Canada has depicted its sovereigns on stamps since 1851; that tradition continues into the present day. Since 1939, the image of Queen Elizabeth II has appeared on 59 stamps issued in Canada, most of them definitives. Canada Post spokesperson Cindy Daoust was quoted as stating that stamps bearing the image of the Queen now "outsells other stamps, ten to one, whether it's a commemorative edition or definitive one."

==Design==
At Rideau Hall, on December 19, 2003, Governor General Adrienne Clarkson, along with Canada Post President and CEO André Ouellet, and Canadian pop music artist and photographer Bryan Adams, unveiled a 49 cent domestic rate Canada Post definitive stamp bearing the image of Queen Elizabeth II. Canada Post issued this stamp partly at the urging of the Monarchist League of Canada; the definitives were issued as double commemorative-definitives (normally these types of stamps are different) to mark the Queen's Golden Jubilee.

Using a black-and-white photographic portrait of the Queen, taken by Adams during a five-minute session with the Queen at Buckingham Palace, Saskia van Kampen of the Toronto graphics firm Gottschalk + Ash cropped the image, placed the Queen's face off-centre and gave it a sepia tone wash.
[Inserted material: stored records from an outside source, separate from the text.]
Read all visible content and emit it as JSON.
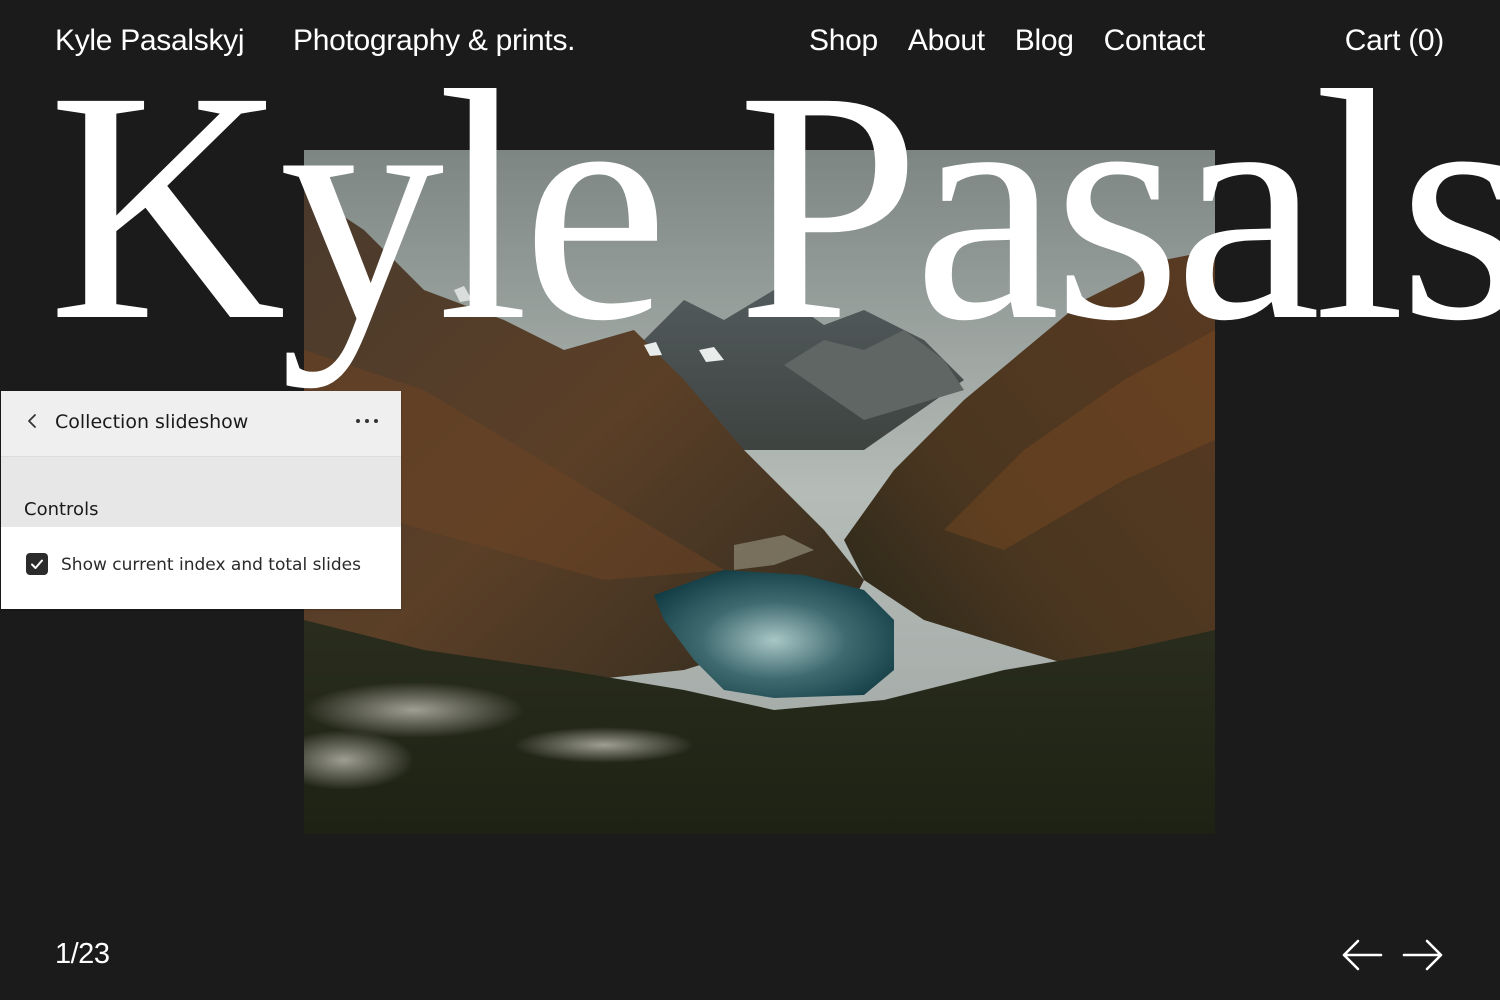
{
  "header": {
    "brand": "Kyle Pasalskyj",
    "tagline": "Photography & prints.",
    "nav": [
      "Shop",
      "About",
      "Blog",
      "Contact"
    ],
    "cart": "Cart (0)"
  },
  "hero": {
    "title": "Kyle Pasalskyj"
  },
  "panel": {
    "title": "Collection slideshow",
    "back_icon": "chevron-left-icon",
    "more_icon": "more-horizontal-icon",
    "section_title": "Controls",
    "option": {
      "label": "Show current index and total slides",
      "checked": true
    }
  },
  "slideshow": {
    "counter": "1/23",
    "prev_icon": "arrow-left-icon",
    "next_icon": "arrow-right-icon"
  },
  "colors": {
    "background": "#1b1b1b",
    "text": "#ffffff",
    "panel_header": "#efefef",
    "panel_section": "#e7e7e7",
    "checkbox": "#2b2b2b"
  }
}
The informal portrait was a break from the tradition of using official portraits or effigies of monarchs on Canadian stamps. Adams said of his picture as a "glimpse of the real person... The thing that made this photo win out, was her charming smile. It is a one in a million." This stamp was released again on December 20, 2004, as a 50 cent domestic with a blue wash, chosen to contrast with the colour of the previous stamp. As a security measure, but also to provide greater depth of colour, the blue tint consisted of six different colours.

On January 14, 2019, another permanent stamp was introduced, featuring a picture taken in 2017, at Portsmouth, England.
| 2003 49 cent stamp | 2004 50 cent stamp | 2006 Permanent stamp | 2008 Permanent stamp | 2009 Permanent stamp | 2010 Permanent stamp | 2013 Permanent stamp | 2019 Permanent stamp |

==Non-denominated stamps==
It was announced on September 19, 2006, that a series of new definitives would be issued in December of that year, as a non-denominated stamp, which will remain valid for domestic first class mail (up to 30g) through any future postal rate increases. The new series included a Queen stamp, which used a colour image taken during her tour to celebrate the centennials of Saskatchewan and Alberta. A "P" in the lower right-hand corner appears instead of a numerical value to indicate it is good for the basic domestic letter rate. The second version of this stamp was issued on December 27, 2007, featuring an image of the Queen during her 2005 visit to Saskatchewan and Alberta.